Super detailed pivot tutorial: Clicking to enter pivot has a slight restriction, but it is not a problem for more internet based enterprises.

But for me, the problem is not directly using the stored procedures in this tutorial. This article mainly records the situation where data in the table needs to be processed and then converted to columns.

A) Convert processed data into views. .

B) Convert rows and columns in the view. .

Therefore, I need to convert the data I processed in step 1 into a view.

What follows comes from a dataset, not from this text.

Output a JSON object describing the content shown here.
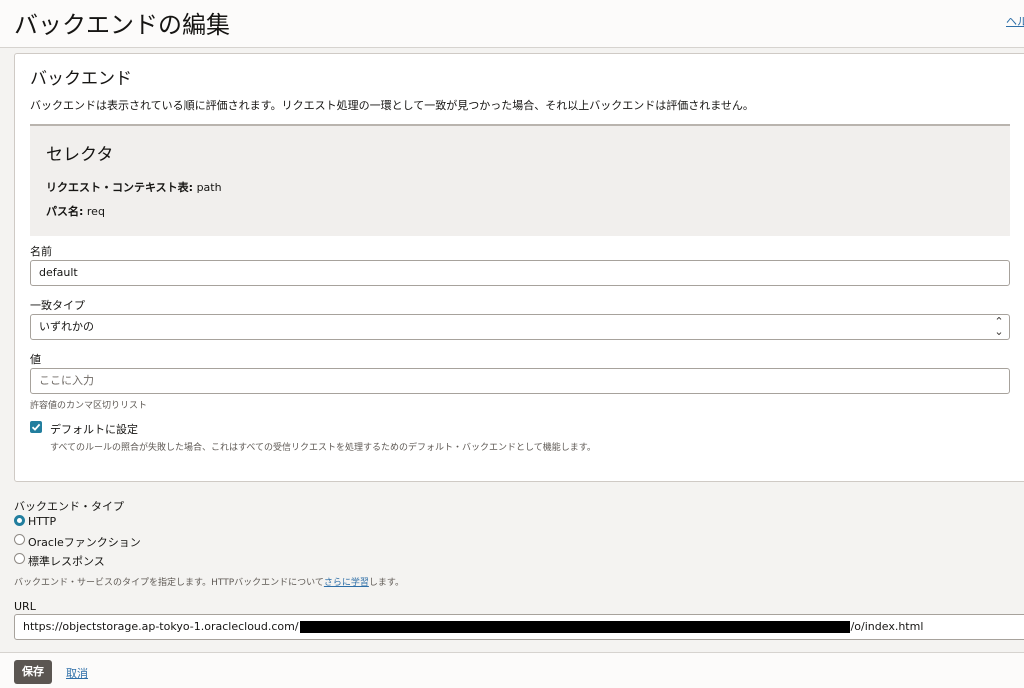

The conversion code is as follows:

create VIEW viw_dailypunchcard 
AS 
select pro_dcp_person,(
select stuff((
select CONVERT(varchar(20), pro_dcp_date,24)+CHAR(13) from pro_dailypunchcard 
where 1=1 
and CONVERT(varchar(10), pro_dcp_date, 120) = CONVERT(varchar(10),dcp.pro_dcp_date, 120)
and pro_dcp_person = dcp.pro_dcp_person for xml path('')
),1,0,'')
)as alldate,CONVERT(varchar(10),dcp.pro_dcp_date, 120)as pro_dcp_date from pro_dailypunchcard dcp 



where 1=1
--and CONVERT(varchar(10), pro_dcp_date, 120) in ('2020-03-01','2020-03-02','2020-03-03')
group by pro_dcp_person,CONVERT(varchar(10),dcp.pro_dcp_date, 120);

Then perform row to column conversion in the stored procedure, and the conversion code is as follows:

DECLARE @dec_val NVARCHAR(MAX)
DECLARE @sql_str NVARCHAR(MAX)
DECLARE @sql_col NVARCHAR(MAX)
DECLARE @tableName SYSNAME --row to row list 
DECLARE @groupColumn SYSNAME --group fields 
DECLARE @row2column SYSNAME --fields of row to column transformation 
DECLARE @row2columnValue SYSNAME --fields with row variable column values 
SET @tableName = 'viw_dailypunchcard'--view name 
SET @groupColumn = 'pro_dcp_person'
SET @row2column = 'pro_dcp_date'
SET @row2columnValue = 'alldate'
 --declare the date to be passed in 
SET @dec_val='''2020-04-01'',''2020-04-02'',''2020-04-03''';
 --retrieve possible columns from row data 
SET @sql_str = N'
SELECT @sql_col_out = ISNULL(@sql_col_out + '','','''') + QUOTENAME(['+@row2column+']) 
FROM ['+@tableName+'] where CONVERT(varchar(10), ['+@row2column+'], 120) in ('+@dec_val+') GROUP BY ['+@row2column+'] ORDER BY ['+@row2column+'] ASC  '
PRINT @sql_str
EXEC sp_executesql @sql_str,N'@sql_col_out NVARCHAR(MAX) OUTPUT',@sql_col_out=@sql_col OUTPUT
PRINT @sql_col
SET @sql_str = N'
select a.*,sysp_use_name from (
SELECT * FROM (
SELECT [pro_dcp_person],[pro_dcp_date],[alldate] FROM [viw_dailypunchcard]) p 
PIVOT 
(MAX([alldate]) FOR [pro_dcp_date] IN ( '+ @sql_col+') ) AS pvt
) as a
 --the self added association table section 
left join (select * from sysp_user where sysp_use_valid = ''1'') u
on u.sysp_use_id = a.[pro_dcp_person]
ORDER BY a.[pro_dcp_person]
'
PRINT (@sql_str)
EXEC (@sql_str)

Output result:

End of row and column conversion.

... it took me almost six hours. In a fit of anger, everyone was ready to do data decomposition processing in the impl layer.

In short, methods are always more difficult than difficulties.